Going by the numbers from the Core 2 6600, translating an object would require a call
to MakeTranslate to create the 4×4 translation matrix, then a call
to MatrixMultiply, for a total of 0.057 + 0.016 = 0.073 μs. Directly
applying the transform via PostTranslate would only take 0.017 μs,
or about a 4× difference in processing time.
Creating a rotation matrix would require 0.083 μs, or 0.140 μs counting the
matrix multiply, versus the 0.091 μs required to apply the rotation directly
with PostRotateX. Here the difference is not as pronounced, since
there is a 0.073 μs overhead required for the sinf and cosf
function calls needed to compute the rotation coefficients.

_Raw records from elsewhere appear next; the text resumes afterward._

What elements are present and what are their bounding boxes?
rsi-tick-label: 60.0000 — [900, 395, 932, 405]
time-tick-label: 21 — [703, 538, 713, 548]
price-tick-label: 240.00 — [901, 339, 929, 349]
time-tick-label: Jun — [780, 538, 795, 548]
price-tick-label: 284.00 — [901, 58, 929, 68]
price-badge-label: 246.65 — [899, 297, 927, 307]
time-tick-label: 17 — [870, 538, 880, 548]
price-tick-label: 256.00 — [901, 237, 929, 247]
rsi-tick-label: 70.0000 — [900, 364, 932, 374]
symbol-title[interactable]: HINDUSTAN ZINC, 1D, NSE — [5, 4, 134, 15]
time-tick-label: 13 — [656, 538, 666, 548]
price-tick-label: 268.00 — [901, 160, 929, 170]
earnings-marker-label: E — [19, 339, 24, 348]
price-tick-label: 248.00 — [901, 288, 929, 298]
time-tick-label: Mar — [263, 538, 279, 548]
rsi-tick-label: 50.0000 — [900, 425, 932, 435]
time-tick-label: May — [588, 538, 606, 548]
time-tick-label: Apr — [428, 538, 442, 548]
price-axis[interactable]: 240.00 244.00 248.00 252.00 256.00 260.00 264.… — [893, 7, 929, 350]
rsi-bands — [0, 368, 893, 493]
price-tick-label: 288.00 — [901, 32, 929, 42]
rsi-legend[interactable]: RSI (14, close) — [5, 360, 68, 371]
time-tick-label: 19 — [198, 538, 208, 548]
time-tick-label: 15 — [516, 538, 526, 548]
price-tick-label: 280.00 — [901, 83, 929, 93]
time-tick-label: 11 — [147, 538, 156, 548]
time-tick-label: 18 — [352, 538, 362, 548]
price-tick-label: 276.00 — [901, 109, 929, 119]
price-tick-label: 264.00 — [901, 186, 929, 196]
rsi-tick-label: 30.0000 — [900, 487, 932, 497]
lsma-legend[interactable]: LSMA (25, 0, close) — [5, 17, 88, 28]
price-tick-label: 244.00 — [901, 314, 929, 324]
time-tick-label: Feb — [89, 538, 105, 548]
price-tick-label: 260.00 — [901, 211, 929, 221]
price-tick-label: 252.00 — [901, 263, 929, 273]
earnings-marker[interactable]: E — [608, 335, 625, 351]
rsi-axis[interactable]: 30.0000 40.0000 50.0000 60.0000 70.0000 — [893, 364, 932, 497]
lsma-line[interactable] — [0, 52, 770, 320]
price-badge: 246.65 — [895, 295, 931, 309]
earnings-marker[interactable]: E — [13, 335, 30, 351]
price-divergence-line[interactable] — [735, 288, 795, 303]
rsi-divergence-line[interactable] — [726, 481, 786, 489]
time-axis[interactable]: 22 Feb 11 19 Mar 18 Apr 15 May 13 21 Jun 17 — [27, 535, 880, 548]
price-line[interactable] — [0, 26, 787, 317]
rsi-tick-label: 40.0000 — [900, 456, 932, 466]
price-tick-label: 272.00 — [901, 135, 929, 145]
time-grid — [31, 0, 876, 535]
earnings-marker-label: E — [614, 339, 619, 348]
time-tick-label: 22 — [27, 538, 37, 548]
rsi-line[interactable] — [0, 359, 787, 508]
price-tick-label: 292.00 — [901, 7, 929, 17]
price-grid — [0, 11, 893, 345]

Still, most of the sampled
processors exhibit a 30% to 50% reduction in CPU time for rotations. And when running
with optimized sine functions, the performance improvement is even larger.
In some cases, the pre- and post- transforms require copying the contents of the matrix to avoid order dependence problems with computing new coefficients. It may only involve copying 16 floats, but this will still add a few nanoseconds to the transform time.
How well do these simplifications perform on embedded processors? That heavily depends on CPU speed versus memory speed. When the CPU is significantly faster than memory, a tight matrix multiply loop gains a preformance improvement since it requires a smaller instruction cache footprint — the simplified transforms should still be faster, but the difference may not be very dramatic. On the other hand, when CPU speed is closer to memory speed (often the case with embedded devices), there is a greater performance improvement when the total number of CPU instructions is reduced, so the simplifications in this article provide a greater benefit — even though the memory footprint of the unrolled instructions is larger than a tight loop.
With today's PC hardware, the speed of matrix operations is not likely to be a cost factor (unless you're doing something like skinned animations in software), but the weak embedded processors used in handhelds can still benefit from every clock cycle that is saved by simplifying the matrix transforms.